Me sentí tan impotente al ver la expresión adherida a su rostro. Quería gritar hasta que mi garganta se despedazara del dolor, quería retornar al pasado y congelar el tiempo para no presenciar estos últimos ocho meses.
La mujer regresó su vista al frente, sin más. Dirigí mis pies hasta la puerta que resguardaba a mi única amiga. Su habitación se había convertido en una torre, custodiada por el silencio y el dolor.
En realidad, no vivía en una torre. Sin embrago, había permanecido tras esas cuatro paredes desde hace más de ocho meses. Esos ocho meses que le habían asaltado la oportunidad de vivir una vida plena.
¿Por qué la vida tenía que ser una mierda en ese entonces?
Le di un puntapié a una piedra inexistente y me limité a empujar la puerta —que la alejaba del mundo— con cautela, e ingresé a pasos lentos. Me detuve a un lado de su cama y sonreí al verla.
Dulce estaba sobre su costado con su mirada anclada al paisaje tras su ventana. El brillo que destilaban las estrellas acariciaba sus pómulos, el resplandor que emanaba de la luna se reflejaba en sus gemas matizadas con el azul del cielo y el verde del pasto.

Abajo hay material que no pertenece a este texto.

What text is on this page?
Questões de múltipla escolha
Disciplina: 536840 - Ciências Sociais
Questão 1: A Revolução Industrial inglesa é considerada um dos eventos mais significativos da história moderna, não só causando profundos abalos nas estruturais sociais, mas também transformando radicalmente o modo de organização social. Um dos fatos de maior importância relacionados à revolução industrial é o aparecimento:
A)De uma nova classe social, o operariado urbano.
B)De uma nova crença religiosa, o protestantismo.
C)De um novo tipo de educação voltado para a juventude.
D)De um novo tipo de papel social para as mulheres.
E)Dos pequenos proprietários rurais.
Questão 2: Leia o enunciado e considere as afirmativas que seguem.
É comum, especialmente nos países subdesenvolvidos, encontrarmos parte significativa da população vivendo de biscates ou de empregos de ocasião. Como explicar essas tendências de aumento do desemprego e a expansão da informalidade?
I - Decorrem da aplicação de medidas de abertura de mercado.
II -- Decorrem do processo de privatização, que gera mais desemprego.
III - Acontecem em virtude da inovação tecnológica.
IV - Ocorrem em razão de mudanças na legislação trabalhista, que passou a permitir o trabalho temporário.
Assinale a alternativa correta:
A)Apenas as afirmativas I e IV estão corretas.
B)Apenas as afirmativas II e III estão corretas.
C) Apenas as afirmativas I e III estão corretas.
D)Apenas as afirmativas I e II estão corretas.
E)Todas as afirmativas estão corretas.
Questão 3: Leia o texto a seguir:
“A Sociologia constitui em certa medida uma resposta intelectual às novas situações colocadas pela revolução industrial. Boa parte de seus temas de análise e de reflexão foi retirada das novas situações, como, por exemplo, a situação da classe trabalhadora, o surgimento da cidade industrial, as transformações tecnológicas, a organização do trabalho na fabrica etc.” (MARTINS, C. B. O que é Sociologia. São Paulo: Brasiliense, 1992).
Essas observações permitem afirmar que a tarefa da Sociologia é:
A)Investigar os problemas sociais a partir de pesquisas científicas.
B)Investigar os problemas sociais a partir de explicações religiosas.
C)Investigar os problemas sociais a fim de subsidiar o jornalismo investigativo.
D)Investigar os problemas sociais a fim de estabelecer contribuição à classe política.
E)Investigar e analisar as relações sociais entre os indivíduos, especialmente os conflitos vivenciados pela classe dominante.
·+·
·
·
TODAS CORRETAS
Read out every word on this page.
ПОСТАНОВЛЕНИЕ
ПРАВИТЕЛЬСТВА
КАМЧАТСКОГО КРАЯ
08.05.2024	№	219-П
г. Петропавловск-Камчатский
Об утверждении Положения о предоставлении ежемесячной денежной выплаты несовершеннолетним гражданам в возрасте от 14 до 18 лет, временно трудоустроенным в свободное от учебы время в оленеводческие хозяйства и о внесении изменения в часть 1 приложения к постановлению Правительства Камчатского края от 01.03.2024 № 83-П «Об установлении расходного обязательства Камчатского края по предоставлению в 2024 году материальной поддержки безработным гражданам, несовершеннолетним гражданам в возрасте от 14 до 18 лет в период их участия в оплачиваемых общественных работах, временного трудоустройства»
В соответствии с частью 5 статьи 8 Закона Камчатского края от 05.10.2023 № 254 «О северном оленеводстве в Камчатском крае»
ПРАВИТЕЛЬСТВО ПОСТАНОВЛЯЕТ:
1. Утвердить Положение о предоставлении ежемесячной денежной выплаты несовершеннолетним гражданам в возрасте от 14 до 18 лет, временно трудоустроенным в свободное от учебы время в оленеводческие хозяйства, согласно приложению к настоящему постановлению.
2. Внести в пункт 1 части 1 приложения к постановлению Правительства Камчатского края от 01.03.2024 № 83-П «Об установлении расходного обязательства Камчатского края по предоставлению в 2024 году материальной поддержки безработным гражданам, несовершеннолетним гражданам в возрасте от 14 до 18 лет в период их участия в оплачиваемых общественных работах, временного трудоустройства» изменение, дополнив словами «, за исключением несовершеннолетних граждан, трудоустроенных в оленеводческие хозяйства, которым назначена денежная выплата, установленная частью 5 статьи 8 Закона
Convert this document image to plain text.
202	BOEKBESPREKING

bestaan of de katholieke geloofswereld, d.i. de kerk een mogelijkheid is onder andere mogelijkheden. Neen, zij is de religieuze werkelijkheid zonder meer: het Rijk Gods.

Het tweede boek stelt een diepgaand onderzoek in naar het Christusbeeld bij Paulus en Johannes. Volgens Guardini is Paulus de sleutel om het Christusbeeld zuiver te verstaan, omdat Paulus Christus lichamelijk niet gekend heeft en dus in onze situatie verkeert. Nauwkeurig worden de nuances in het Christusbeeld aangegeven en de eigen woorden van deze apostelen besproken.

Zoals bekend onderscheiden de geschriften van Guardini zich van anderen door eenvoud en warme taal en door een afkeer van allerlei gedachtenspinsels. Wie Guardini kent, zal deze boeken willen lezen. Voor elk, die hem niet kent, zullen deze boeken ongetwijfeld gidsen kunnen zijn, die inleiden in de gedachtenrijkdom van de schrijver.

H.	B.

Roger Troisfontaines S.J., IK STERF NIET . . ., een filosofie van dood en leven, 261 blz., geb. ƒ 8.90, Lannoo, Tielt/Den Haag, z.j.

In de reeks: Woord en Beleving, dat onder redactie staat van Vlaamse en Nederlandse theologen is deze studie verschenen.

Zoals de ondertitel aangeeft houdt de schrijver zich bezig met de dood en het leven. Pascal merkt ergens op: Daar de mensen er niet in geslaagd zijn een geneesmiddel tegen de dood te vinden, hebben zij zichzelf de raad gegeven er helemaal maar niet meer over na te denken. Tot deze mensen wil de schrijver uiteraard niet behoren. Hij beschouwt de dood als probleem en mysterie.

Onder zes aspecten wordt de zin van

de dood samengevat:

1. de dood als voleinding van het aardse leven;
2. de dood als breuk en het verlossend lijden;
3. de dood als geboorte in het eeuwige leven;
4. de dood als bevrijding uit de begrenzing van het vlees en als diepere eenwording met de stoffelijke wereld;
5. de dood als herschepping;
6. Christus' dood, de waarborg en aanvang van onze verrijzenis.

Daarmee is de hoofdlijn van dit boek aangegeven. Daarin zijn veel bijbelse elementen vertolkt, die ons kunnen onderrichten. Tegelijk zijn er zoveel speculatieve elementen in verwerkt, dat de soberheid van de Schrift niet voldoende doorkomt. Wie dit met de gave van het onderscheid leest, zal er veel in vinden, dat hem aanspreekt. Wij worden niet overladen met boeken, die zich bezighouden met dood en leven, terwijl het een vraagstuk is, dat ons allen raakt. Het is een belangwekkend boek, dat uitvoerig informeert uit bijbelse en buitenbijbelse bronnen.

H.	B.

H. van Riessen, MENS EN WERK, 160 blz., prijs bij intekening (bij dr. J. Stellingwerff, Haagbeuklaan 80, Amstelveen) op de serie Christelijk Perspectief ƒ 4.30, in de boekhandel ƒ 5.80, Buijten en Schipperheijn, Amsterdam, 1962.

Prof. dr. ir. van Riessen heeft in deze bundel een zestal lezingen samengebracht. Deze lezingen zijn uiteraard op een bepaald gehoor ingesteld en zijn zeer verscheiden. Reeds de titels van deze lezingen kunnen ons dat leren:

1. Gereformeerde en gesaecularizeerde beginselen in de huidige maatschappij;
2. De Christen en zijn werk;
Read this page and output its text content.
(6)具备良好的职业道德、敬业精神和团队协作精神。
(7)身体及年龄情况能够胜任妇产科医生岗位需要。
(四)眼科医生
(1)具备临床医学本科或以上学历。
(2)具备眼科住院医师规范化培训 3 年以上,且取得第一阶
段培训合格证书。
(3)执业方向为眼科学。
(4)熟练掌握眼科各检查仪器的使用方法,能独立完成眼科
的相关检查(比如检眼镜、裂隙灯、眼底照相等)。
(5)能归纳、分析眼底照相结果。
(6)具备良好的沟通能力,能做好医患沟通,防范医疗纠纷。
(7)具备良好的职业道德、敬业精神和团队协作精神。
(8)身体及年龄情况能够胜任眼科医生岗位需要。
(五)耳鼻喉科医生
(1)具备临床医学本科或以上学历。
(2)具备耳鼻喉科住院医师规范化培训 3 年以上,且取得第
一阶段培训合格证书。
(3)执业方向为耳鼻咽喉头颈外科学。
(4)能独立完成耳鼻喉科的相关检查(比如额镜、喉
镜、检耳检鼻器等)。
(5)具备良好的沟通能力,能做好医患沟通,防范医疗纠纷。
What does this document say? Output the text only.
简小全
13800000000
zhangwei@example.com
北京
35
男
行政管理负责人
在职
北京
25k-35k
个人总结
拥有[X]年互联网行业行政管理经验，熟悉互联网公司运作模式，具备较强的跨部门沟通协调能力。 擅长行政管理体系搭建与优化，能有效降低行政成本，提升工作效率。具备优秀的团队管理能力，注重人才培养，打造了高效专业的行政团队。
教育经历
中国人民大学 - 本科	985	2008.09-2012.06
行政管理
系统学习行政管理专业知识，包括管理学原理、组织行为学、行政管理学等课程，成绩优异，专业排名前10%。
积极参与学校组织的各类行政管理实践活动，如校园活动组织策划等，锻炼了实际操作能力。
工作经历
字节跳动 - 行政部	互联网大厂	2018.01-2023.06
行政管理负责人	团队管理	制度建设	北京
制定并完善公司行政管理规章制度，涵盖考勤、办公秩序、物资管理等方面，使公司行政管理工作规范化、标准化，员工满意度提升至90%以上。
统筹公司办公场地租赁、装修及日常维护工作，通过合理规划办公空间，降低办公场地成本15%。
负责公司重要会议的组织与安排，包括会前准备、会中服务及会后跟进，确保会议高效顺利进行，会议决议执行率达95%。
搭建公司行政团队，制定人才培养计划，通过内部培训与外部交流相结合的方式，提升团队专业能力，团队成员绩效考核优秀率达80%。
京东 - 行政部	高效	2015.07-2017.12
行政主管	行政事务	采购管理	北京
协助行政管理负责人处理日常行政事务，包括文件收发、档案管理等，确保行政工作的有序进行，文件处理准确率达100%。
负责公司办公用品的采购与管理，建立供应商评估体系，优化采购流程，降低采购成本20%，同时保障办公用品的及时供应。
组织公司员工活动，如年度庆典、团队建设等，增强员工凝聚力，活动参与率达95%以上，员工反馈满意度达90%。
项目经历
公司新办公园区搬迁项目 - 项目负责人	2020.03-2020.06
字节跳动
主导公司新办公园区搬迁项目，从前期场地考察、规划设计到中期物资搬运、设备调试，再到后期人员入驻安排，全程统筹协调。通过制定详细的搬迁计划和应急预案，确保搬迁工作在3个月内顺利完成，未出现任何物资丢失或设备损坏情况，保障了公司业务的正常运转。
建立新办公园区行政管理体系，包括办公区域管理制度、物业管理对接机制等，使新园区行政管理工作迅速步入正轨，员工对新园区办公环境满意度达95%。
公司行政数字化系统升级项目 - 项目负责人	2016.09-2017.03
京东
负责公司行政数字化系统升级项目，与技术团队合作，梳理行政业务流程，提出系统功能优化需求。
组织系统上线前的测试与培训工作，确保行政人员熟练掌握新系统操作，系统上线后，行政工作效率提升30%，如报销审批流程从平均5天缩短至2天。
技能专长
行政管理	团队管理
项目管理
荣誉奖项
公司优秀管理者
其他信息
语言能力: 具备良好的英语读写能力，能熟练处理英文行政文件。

Una ráfaga de viento movió uno de sus rebeldes mechones color chocolate, me senté en el borde de su cama y la evalué con intensidad. No portaba ni una gota de maquillaje en su rostro, su cabello yacía despeinado sobre la almohada y su vestimenta era un vestido que resaltaba el color de sus singulares pozos. Esa noche Dulce estaba vehementemente preciosa, no exagero.
Dejé escapar un suspiro silencioso, mi corazón se hinchó de regocijo porque sólo yo pude escrutar su belleza a profundidad.
¡Dios, la amaba tanto! Y lo sigo haciendo, desde que estábamos en sexto grado si no recuerdo mal; hace doce cortos años. ¿Pueden creerlo?